Security Trade-offs is Subjective:
Risk assessment is subjective
People’s basic desire or values are subjective. Security decisions are based on personal judgments.

Extreme trade-offs are easy:
Protect yourself from credit card fraud by never using a credit card.
Prevent yourself from Mad Cow Disease by never eating meat products.
Prevent terrorists from boarding on planes by grounding all planes.

Swiss door locks on homes are secure and hard to pick. Lock has a key that can't be easily duplicated by common equipment. The key can only be duplicated by lock manufacturer at written request of property owner. So generally, many Swiss families have only 1 or 2 house keys.

Most shoplifting takes place in fitting rooms. If we remove fitting rooms, resulting decrease in profits from sales would be greater than the cost of shoplifting.

Threat: A potential way an attacker can attack a system.
Risk: A likelihood of threat and seriousness of successful attack.
Risk Management: It’s figuring out which attacks are worth worrying about and which ones can be ignored.
“Threat determines the risks, and the risks determine the countermeasures”.

Different people & organizations have different tolerances for risk, making value judgments about the risk. Because of this fact, security is subjective and will be different for different people, as each one determines his own risk and evaluates the trade-offs for different countermeasures.

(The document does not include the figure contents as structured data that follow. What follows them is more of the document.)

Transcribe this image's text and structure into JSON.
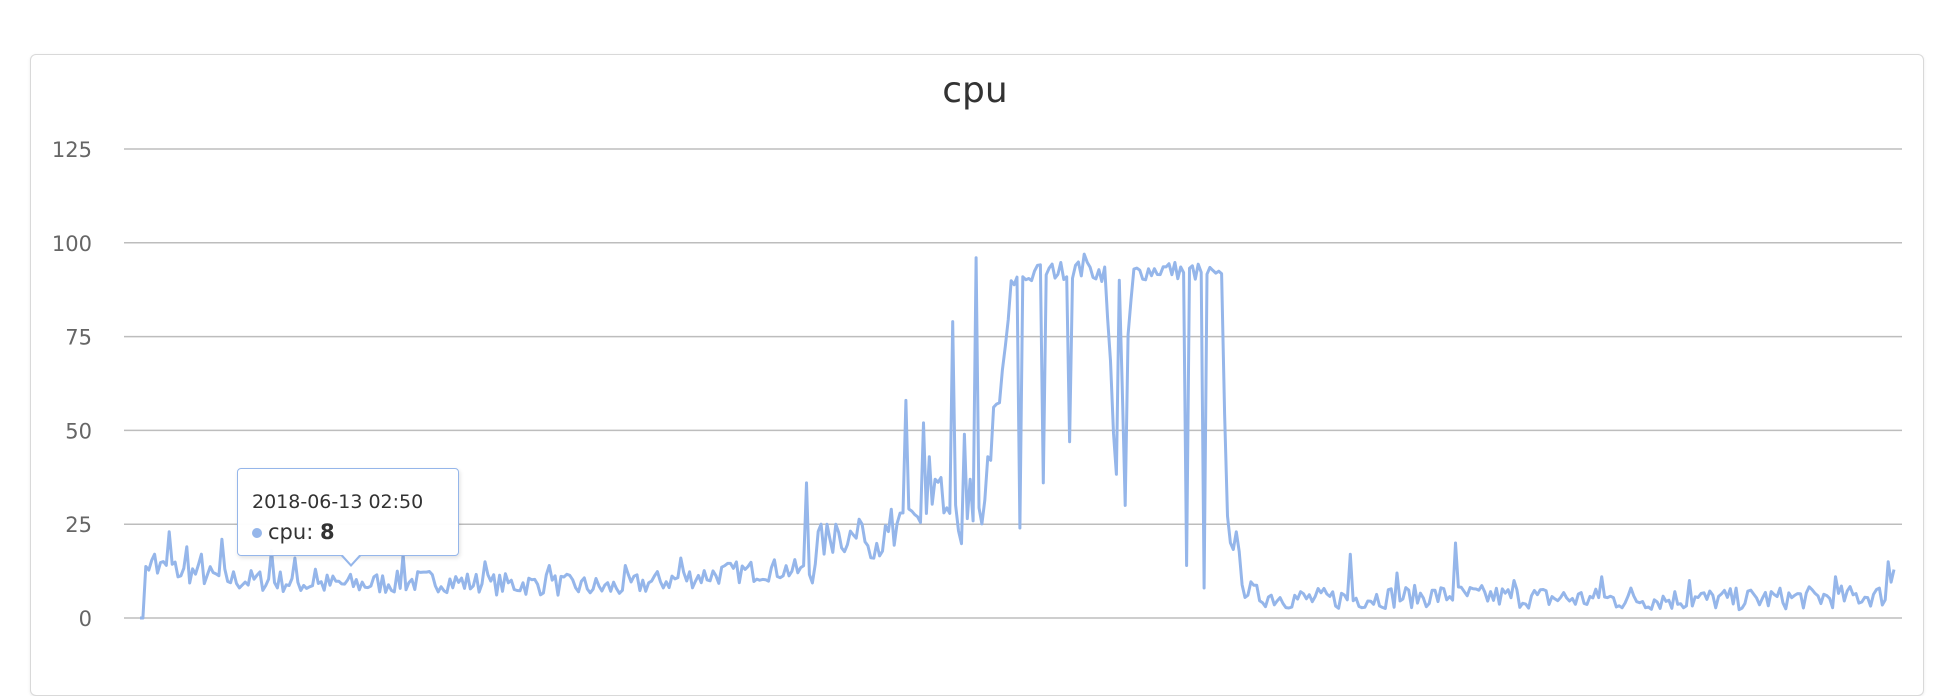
{
  "colors": {
    "series": "#95b6ea",
    "grid": "#bdbdbd",
    "text": "#333333",
    "axis_text": "#666666"
  },
  "chart_data": {
    "type": "line",
    "title": "cpu",
    "xlabel": "",
    "ylabel": "",
    "ylim": [
      0,
      125
    ],
    "yticks": [
      "0",
      "25",
      "50",
      "75",
      "100",
      "125"
    ],
    "grid": true,
    "legend": "none",
    "series": [
      {
        "name": "cpu",
        "x_index_range": [
          0,
          600
        ],
        "keypoints": [
          [
            0,
            0
          ],
          [
            1,
            0
          ],
          [
            2,
            15
          ],
          [
            6,
            13
          ],
          [
            10,
            14
          ],
          [
            14,
            12
          ],
          [
            18,
            12
          ],
          [
            25,
            11
          ],
          [
            35,
            10
          ],
          [
            45,
            10
          ],
          [
            60,
            9
          ],
          [
            75,
            9
          ],
          [
            100,
            10
          ],
          [
            120,
            9
          ],
          [
            140,
            9
          ],
          [
            160,
            8
          ],
          [
            180,
            10
          ],
          [
            200,
            12
          ],
          [
            220,
            13
          ],
          [
            230,
            12
          ],
          [
            232,
            20
          ],
          [
            240,
            22
          ],
          [
            250,
            21
          ],
          [
            258,
            20
          ],
          [
            264,
            30
          ],
          [
            268,
            24
          ],
          [
            274,
            34
          ],
          [
            278,
            26
          ],
          [
            284,
            22
          ],
          [
            288,
            28
          ],
          [
            292,
            52
          ],
          [
            294,
            56
          ],
          [
            298,
            88
          ],
          [
            306,
            92
          ],
          [
            320,
            93
          ],
          [
            330,
            92
          ],
          [
            334,
            40
          ],
          [
            340,
            92
          ],
          [
            350,
            93
          ],
          [
            365,
            92
          ],
          [
            370,
            90
          ],
          [
            372,
            25
          ],
          [
            374,
            22
          ],
          [
            378,
            8
          ],
          [
            382,
            6
          ],
          [
            400,
            5
          ],
          [
            450,
            6
          ],
          [
            500,
            5
          ],
          [
            550,
            5
          ],
          [
            598,
            6
          ],
          [
            600,
            14
          ]
        ],
        "spikes": [
          [
            5,
            17
          ],
          [
            10,
            23
          ],
          [
            16,
            19
          ],
          [
            21,
            17
          ],
          [
            28,
            21
          ],
          [
            45,
            18
          ],
          [
            53,
            16
          ],
          [
            60,
            13
          ],
          [
            90,
            17
          ],
          [
            118,
            15
          ],
          [
            140,
            14
          ],
          [
            166,
            14
          ],
          [
            185,
            16
          ],
          [
            228,
            36
          ],
          [
            238,
            25
          ],
          [
            247,
            25
          ],
          [
            257,
            29
          ],
          [
            262,
            58
          ],
          [
            268,
            52
          ],
          [
            270,
            43
          ],
          [
            272,
            37
          ],
          [
            275,
            28
          ],
          [
            278,
            79
          ],
          [
            282,
            94
          ],
          [
            286,
            96
          ],
          [
            282,
            49
          ],
          [
            284,
            37
          ],
          [
            301,
            24
          ],
          [
            307,
            94
          ],
          [
            309,
            36
          ],
          [
            318,
            47
          ],
          [
            323,
            97
          ],
          [
            335,
            90
          ],
          [
            337,
            30
          ],
          [
            358,
            14
          ],
          [
            364,
            8
          ],
          [
            414,
            17
          ],
          [
            430,
            12
          ],
          [
            450,
            20
          ],
          [
            470,
            10
          ],
          [
            500,
            11
          ],
          [
            510,
            8
          ],
          [
            530,
            10
          ],
          [
            580,
            11
          ],
          [
            598,
            15
          ]
        ]
      }
    ]
  },
  "tooltip": {
    "date": "2018-06-13 02:50",
    "series_name": "cpu",
    "separator": ": ",
    "value": "8"
  }
}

Perceived risk and Actual risks:
1. People exaggerate dramatic but rare risks and downplay common risks. We worry more about earthquakes, terrorism, & kidnappers instead of slipping in our bathroom.
2. People have trouble estimating risks for anything that is not normal to them.
3. Personified risks are seen as greater than anonymous risks.
4. People underestimate risks they take willingly and overestimate risks they can't control.
5. People overestimate risks that are publicized.
Rapid advance of Technology and its getting more complicated and specialized, that it has become impossible for normal person to learn everything they need to know about all the risks.
"Because we do not understand the risks, we make bad security trade-offs."
If the trade-offs were subjective, there would be no such thing as a bad trade-off, only a trade-off perceived to be bad by someone. Security policy is based on the agenda of the major players.